During his recent conversation with Tobias, Stephen Clapham, founder of Behind The Balance Sheet, discussed the need to beware of companies with complicated accounting policies. Here’s an excerpt from the interview:
Let’s talk about an individual name, or a few. Are you familiar with Tesla?
Oh, I don’t … I’ve got … people are so, so upset about Tesla. I don’t really have a view on the stock, and I do think some of their accounting is very questionable. I’ve had a number of debates. Baillie Gifford, so full disclosure here. Baillie Gifford is one of my largest clients. Baillie Gifford are fantastic, gifted investors and I love going up to Edinburgh and doing the courses there because I always get engaged in great debates. They were very funny. I did the first course and I went up and I said … and Netflix appears in my course, because Netflix is dirty in the accounting side. I said, “I’m very sorry, but I’m going to talk about Netflix,” and they go, “Don’t be sorry. We’re interested.”
One of the reasons they’re so successful is they’ve got very open minds. Strong views loosely held. They’re very interested in the counter argument, and it’s so important for investors to be able to do that. Not all professional investors have got that open a mind. We’ve had a number of debates about Tesla. We’re working on the Tesla account, actually, at the moment and we’re thinking about doing a webinar series on going through the Tesla accounts and here’s the thing. The trouble with Tesla is it incredibly complicated and it’s very difficult to know what the numbers should be because you don’t have a steady state. It’s been growing very quickly so you can’t say, “Oh, this ratio has moved and that’s an indicator of a problem,” because that ratio could have moved for any one of five reasons because they’ve opened a plant in China, they’ve increased the volumes of the model. There’s numerous, numerous reasons why the numbers change.
So Tesla’s quite a difficult one, but it’s got … some of the policies are weird. So I got pulled up for talking about their trade in policies. Now, in the U.K., to my knowledge they don’t take trade ins. I understand by the barrage of abuse I received on Twitter than in America they’ll take a trade in. Thank you. I’m now better informed. The problem is, I had one guy in particular just really giving me such a hard time, such a hard time on Twitter about the trade ins. So I said to him, “Thanks very much for pointing this out. I hadn’t realized that they took trade ins in the United States. Can you, then, explain the trade in accounting policy, because it’s written in English but I don’t understand it.” He couldn’t explain it.
When you read accounting policies, in my experience, good companies have simple accounting policies which clearly explain what they’re doing in accounts. Companies which cheat don’t, and so the more complicated the language, the more difficult it is to understand, the more likely it is that they’ll be cheating. It’s not an automatic 1:1 correlation causation, but what I’ve found is that companies that are cheating tend to throw up a fog around what they’re doing to make it more impenetrable and so as soon as I read a set of accounting policies that are difficult to follow, my hackles get up. I then think, “Ah, here’s a potential shore.” Tesla, that fits that.

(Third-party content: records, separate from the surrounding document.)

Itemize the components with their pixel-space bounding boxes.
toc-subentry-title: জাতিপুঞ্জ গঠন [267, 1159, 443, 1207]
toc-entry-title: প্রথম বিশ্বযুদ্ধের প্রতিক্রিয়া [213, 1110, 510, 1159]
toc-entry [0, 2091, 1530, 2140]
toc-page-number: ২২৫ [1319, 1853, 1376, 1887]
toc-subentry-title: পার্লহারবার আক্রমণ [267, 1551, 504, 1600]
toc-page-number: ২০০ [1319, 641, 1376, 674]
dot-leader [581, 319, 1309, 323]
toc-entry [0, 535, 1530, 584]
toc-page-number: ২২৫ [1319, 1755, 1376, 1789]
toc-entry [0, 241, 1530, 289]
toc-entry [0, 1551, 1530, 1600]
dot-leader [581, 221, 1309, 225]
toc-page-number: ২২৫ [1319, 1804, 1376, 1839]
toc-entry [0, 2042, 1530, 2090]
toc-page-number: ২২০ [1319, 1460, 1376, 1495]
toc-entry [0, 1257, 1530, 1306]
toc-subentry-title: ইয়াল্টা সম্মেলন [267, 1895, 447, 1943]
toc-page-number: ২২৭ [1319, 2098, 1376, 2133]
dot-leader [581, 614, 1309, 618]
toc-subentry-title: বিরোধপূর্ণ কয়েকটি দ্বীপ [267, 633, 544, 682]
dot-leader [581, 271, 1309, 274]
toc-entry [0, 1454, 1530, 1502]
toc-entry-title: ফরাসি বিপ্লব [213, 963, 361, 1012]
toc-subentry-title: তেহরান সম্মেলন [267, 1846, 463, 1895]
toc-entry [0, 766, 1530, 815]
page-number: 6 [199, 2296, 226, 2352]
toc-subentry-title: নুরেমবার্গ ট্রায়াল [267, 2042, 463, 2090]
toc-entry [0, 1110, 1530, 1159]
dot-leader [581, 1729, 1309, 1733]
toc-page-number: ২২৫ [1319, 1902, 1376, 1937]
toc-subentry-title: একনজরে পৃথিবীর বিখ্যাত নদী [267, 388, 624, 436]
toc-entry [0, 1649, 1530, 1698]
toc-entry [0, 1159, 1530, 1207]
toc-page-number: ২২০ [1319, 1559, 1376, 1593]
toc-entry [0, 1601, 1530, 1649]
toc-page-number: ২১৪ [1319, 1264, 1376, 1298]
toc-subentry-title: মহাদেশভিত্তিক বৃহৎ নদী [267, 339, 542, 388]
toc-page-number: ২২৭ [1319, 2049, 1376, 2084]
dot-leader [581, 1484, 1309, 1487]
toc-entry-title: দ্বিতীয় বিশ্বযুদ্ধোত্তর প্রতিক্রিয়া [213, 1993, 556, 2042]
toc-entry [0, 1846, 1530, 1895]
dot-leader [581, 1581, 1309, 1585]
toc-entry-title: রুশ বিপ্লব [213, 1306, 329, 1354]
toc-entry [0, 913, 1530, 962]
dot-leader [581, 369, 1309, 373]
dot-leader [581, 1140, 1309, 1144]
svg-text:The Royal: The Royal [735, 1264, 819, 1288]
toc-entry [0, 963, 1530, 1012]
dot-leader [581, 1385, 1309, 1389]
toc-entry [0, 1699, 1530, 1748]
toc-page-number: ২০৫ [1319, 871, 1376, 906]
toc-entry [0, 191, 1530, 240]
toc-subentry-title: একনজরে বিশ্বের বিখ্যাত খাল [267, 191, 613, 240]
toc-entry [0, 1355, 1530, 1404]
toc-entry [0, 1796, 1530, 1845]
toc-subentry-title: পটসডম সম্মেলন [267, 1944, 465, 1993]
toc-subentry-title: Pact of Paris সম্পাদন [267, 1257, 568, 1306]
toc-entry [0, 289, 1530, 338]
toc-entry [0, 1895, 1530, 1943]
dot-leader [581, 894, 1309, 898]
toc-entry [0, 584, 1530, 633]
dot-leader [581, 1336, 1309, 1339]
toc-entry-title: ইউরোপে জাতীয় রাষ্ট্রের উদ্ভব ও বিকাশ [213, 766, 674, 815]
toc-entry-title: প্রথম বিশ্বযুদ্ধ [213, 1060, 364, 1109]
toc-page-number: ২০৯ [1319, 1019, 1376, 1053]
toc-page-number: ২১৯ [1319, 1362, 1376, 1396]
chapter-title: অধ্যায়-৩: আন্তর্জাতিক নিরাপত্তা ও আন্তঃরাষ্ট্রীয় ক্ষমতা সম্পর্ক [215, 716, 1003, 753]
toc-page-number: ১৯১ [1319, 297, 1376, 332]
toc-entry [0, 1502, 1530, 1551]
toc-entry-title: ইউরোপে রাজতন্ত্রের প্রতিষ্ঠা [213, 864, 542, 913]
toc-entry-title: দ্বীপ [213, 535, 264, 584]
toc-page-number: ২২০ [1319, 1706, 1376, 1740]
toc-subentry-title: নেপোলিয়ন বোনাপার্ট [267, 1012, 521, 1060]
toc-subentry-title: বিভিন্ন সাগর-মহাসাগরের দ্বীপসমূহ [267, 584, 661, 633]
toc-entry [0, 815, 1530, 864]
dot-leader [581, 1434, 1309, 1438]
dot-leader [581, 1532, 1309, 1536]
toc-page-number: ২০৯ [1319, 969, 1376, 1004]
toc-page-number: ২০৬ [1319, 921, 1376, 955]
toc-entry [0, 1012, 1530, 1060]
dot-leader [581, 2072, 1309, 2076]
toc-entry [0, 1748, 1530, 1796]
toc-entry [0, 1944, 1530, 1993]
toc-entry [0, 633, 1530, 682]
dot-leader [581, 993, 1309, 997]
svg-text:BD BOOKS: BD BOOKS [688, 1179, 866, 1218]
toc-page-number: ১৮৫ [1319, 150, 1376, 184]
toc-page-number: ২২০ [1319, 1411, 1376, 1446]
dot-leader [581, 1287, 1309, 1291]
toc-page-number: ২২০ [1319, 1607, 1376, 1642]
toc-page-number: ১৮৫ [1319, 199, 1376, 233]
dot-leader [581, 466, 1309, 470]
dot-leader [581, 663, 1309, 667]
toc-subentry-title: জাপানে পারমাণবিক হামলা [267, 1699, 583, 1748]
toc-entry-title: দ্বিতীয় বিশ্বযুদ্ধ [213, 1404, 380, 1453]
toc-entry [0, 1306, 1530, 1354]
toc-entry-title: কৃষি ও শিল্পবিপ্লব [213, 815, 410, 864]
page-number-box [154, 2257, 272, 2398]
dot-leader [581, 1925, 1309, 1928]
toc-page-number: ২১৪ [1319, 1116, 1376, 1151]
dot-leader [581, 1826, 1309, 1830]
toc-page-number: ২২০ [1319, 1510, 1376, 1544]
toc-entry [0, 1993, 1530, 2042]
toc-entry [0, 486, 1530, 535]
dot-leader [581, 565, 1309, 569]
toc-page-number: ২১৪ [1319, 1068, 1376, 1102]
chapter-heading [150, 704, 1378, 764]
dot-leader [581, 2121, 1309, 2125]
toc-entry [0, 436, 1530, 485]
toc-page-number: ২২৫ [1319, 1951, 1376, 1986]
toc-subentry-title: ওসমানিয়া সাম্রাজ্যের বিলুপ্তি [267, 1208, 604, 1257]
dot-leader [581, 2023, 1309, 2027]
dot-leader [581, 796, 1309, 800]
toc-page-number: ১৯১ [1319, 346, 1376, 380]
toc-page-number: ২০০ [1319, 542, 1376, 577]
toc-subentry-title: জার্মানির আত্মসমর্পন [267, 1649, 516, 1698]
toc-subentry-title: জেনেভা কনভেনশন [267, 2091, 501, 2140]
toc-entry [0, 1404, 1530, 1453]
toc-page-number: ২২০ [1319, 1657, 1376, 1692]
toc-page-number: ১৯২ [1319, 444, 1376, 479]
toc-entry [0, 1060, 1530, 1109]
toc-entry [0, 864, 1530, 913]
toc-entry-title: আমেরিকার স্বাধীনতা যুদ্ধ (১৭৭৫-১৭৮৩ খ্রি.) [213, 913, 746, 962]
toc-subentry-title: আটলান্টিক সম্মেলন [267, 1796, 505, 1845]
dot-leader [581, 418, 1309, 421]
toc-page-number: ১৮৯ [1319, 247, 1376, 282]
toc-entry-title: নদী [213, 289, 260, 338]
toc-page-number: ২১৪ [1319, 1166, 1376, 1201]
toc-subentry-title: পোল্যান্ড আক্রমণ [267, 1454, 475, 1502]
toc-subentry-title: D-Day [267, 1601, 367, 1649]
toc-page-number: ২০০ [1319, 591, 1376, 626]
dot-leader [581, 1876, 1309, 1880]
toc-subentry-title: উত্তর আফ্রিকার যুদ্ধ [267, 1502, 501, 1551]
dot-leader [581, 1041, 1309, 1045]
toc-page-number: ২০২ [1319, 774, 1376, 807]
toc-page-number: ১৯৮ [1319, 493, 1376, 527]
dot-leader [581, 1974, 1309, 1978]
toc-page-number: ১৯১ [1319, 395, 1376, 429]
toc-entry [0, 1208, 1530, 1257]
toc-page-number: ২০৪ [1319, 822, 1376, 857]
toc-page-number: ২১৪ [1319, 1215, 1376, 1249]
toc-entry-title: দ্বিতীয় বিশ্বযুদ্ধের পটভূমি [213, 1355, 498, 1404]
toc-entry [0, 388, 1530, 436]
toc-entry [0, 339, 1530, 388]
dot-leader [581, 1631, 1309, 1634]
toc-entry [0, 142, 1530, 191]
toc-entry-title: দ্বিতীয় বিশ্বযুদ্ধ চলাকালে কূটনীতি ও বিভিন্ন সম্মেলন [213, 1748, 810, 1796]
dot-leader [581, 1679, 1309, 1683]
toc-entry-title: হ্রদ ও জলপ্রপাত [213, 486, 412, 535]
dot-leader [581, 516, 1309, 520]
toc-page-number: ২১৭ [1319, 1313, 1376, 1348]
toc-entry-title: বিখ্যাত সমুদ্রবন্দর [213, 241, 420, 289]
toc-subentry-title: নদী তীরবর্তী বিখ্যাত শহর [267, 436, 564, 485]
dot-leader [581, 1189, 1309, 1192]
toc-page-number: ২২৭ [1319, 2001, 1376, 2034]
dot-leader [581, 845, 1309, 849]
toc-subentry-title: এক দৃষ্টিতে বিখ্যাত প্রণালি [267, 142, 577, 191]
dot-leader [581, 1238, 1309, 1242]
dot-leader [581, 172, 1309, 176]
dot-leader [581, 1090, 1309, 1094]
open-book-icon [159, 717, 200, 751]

One of the things about Tesla, one of the things that makes Tesla very difficult is that rapid growth often consumes cash flow and so that’s one explanation for the lack of cash flow, but another one is just that the revenue numbers seem to be very impressive for the most part, although last year it was like 2% growth, but the cash flows have not followed the revenue numbers. They’ve been flat or negative for the most part.
In a way, if it was a perfectly legitimate and beautifully accounting everything super clean, it might not generate cash, right, because there is all sorts of reasons why it might not be generating cash. It’s going through a massive amount of re-profiling of its production facilities and the way it produces the product. It’s opening loads of new factories. These companies are changing very rapidly can be quite difficult.
A good example of this is Aston Martin in the U.K., where they’ve not been generating any cash and they’ve been doing a lot of cost capitalization and in the case of Aston Martin it’s obvious that the company came to the stock market at the wrong price. Now, you could argue about Tesla’s stock price and we’d be here until it’s bedtime. There are arguments for and arguments against. I mean, the arguments against I think are more powerful and more plausible at this level it’s been at recently. You can make the arguments in both ways, but I think the Tesla accounting is very opaque, very difficult to understand. The cash flow may or may not be as you would expect. It’s just very, very complicated and if they were cheating, would anybody be surprised?